Wednesday, November 19, 2025 6:30pm to 8:30pm

More Info

Schomburg Center for Research in Black Culture, 515 Malcolm X Blvd., New York, NY 10037
The Holder Initiative

Please join Frank A. Guridy (Dr. Kenneth and Kareitha Forde Professor of African American and African Diaspora Studies and Professor of History; Executive Director of the Holder Initiative at Columbia University) and Jeanne Theoharis (Distinguished Professor of Political Science at Brooklyn College of the City University of New York) as they discuss Professor Theoharis's new book, King of the North: Martin Luther King Jr.’s Life of Struggle Outside the South.

The first 50 attendees to check in will receive a free copy of Professor Theoharis's book.

6:30 - 7:30 p.m. (Doors open at 6:00 p.m.) | Conversation on King of the North: Martin Luther King Jr.’s Life of Struggle Outside the South & Audience Q & A

7:30–8:30 p.m. | Reception (refreshments will be served)

Registration for this event is required.

About King of the North

The Martin Luther King Jr. of popular memory vanquished Jim Crow in the South. But in this myth-shattering book, award-winning and New York Times bestselling historian Jeanne Theoharis argues that King’s time in Boston, New York, Los Angeles, and Chicago—outside Dixie—was at the heart of his campaign for racial justice. King of the North follows King as he crisscrosses the country from the Northeast to the West Coast, challenging school segregation, police brutality, housing segregation, and job discrimination. For these efforts, he was relentlessly attacked by white liberals, the media, and the federal government.
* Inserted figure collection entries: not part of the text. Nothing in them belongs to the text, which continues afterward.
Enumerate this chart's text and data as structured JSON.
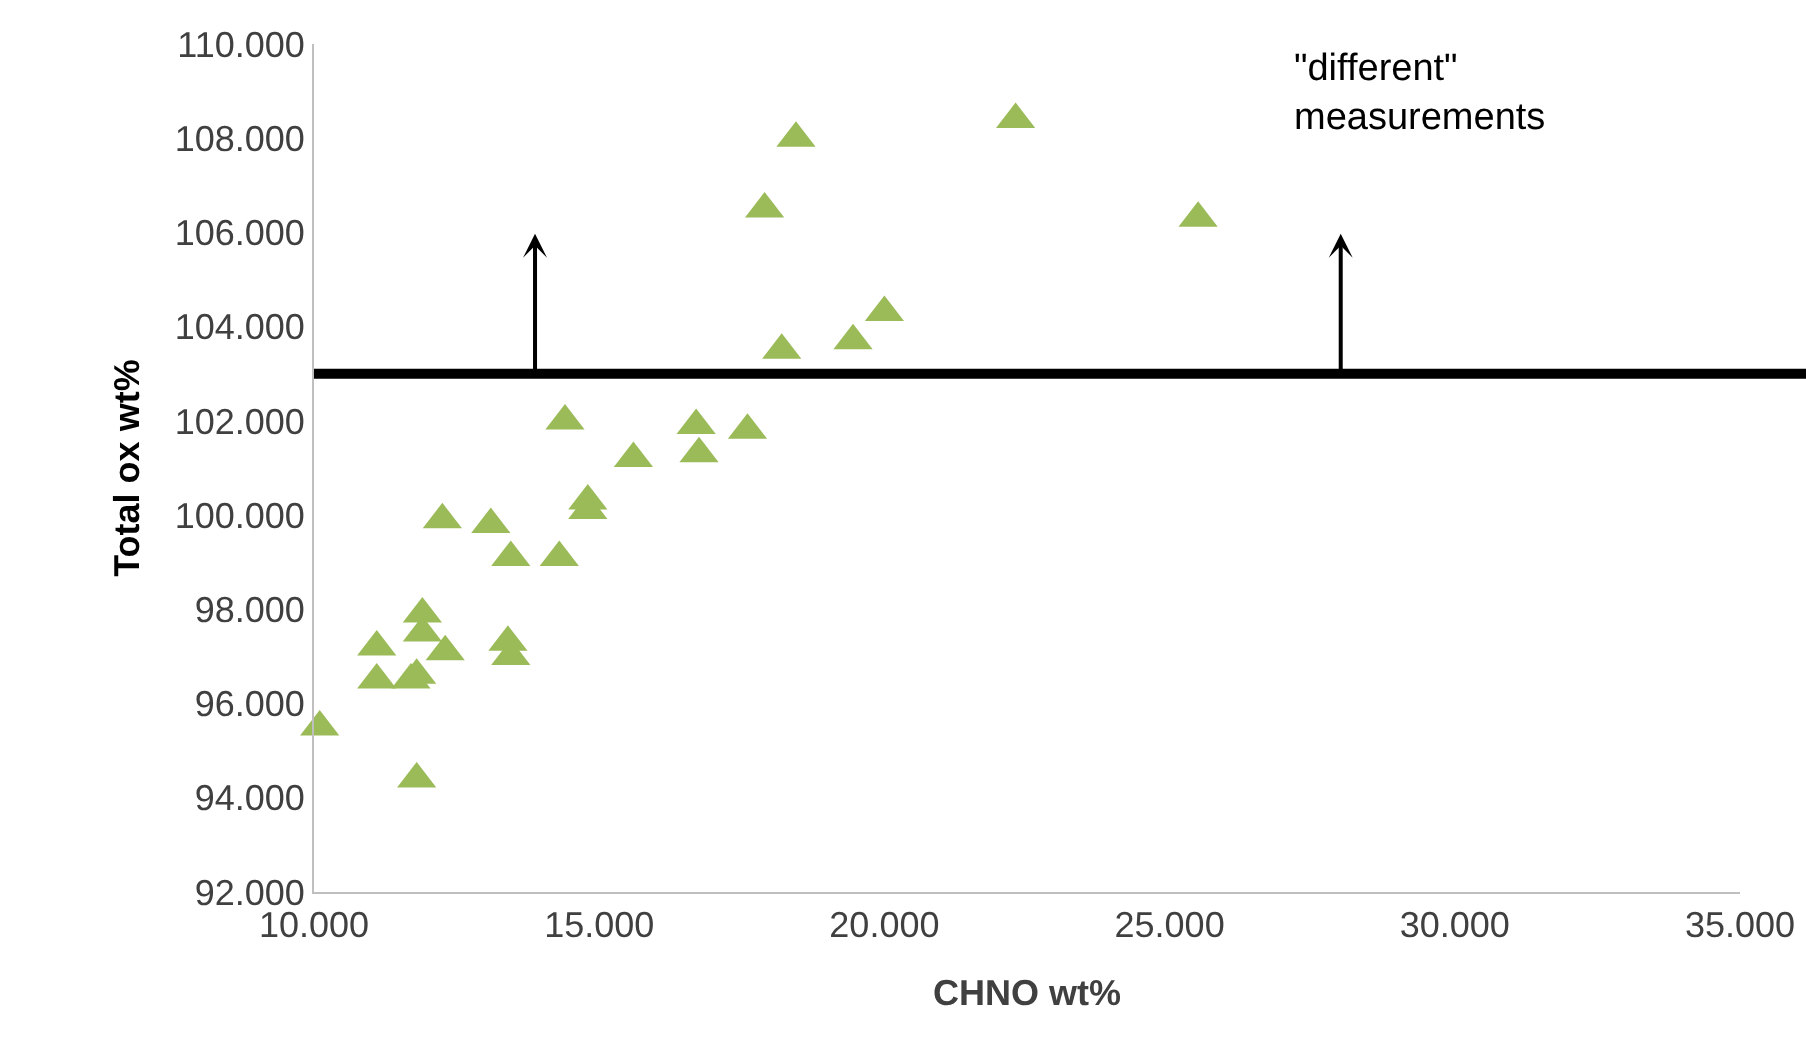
{
  "chart_data": {
    "type": "scatter",
    "xlabel": "CHNO wt%",
    "ylabel": "Total ox wt%",
    "x": [
      10.1,
      11.1,
      11.1,
      11.7,
      11.8,
      11.9,
      11.9,
      12.3,
      11.8,
      12.25,
      13.1,
      13.45,
      13.4,
      13.45,
      14.3,
      14.4,
      14.8,
      14.8,
      15.6,
      16.7,
      16.75,
      17.6,
      18.45,
      17.9,
      18.2,
      19.45,
      20.0,
      22.3,
      25.5
    ],
    "series": [
      {
        "color": "#9bbb59",
        "values": [
          95.5,
          97.2,
          96.5,
          96.5,
          96.6,
          97.9,
          97.5,
          97.1,
          94.4,
          99.9,
          99.8,
          99.1,
          97.3,
          97.0,
          99.1,
          102.0,
          100.3,
          100.1,
          101.2,
          101.9,
          101.3,
          101.8,
          108.0,
          106.5,
          103.5,
          103.7,
          104.3,
          108.4,
          106.3
        ]
      }
    ],
    "xlim": [
      10,
      35
    ],
    "xticks": [
      {
        "value": 10,
        "label": "10.000"
      },
      {
        "value": 15,
        "label": "15.000"
      },
      {
        "value": 20,
        "label": "20.000"
      },
      {
        "value": 25,
        "label": "25.000"
      },
      {
        "value": 30,
        "label": "30.000"
      },
      {
        "value": 35,
        "label": "35.000"
      }
    ],
    "ylim": [
      92,
      110
    ],
    "yticks": [
      {
        "value": 92,
        "label": "92.000"
      },
      {
        "value": 94,
        "label": "94.000"
      },
      {
        "value": 96,
        "label": "96.000"
      },
      {
        "value": 98,
        "label": "98.000"
      },
      {
        "value": 100,
        "label": "100.000"
      },
      {
        "value": 102,
        "label": "102.000"
      },
      {
        "value": 104,
        "label": "104.000"
      },
      {
        "value": 106,
        "label": "106.000"
      },
      {
        "value": 108,
        "label": "108.000"
      },
      {
        "value": 110,
        "label": "110.000"
      }
    ],
    "ref_lines": [
      {
        "axis": "y",
        "value": 103,
        "color": "#000000",
        "line_style": "solid"
      }
    ],
    "annotations": [
      "\"different\"\nmeasurements"
    ],
    "grid": false,
    "marker": "triangle"
  }
}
In this bold retelling, King emerges as a someone who not only led a movement but who showed up for other people’s struggles; a charismatic speaker who also listened and learned; a Black man who experienced police brutality; a minister who lived with and organized alongside the poor; and a husband who—despite his flaws—depended on Coretta Scott King as an intellectual and political guide in the national fight against racism, poverty, and war.

King of the North speaks directly to our struggles over racial inequality today. Just as she restored Rosa Parks’s central place in modern American history, so Theoharis radically expands our understanding of King’s life and work—a vision of justice unfulfilled in the present.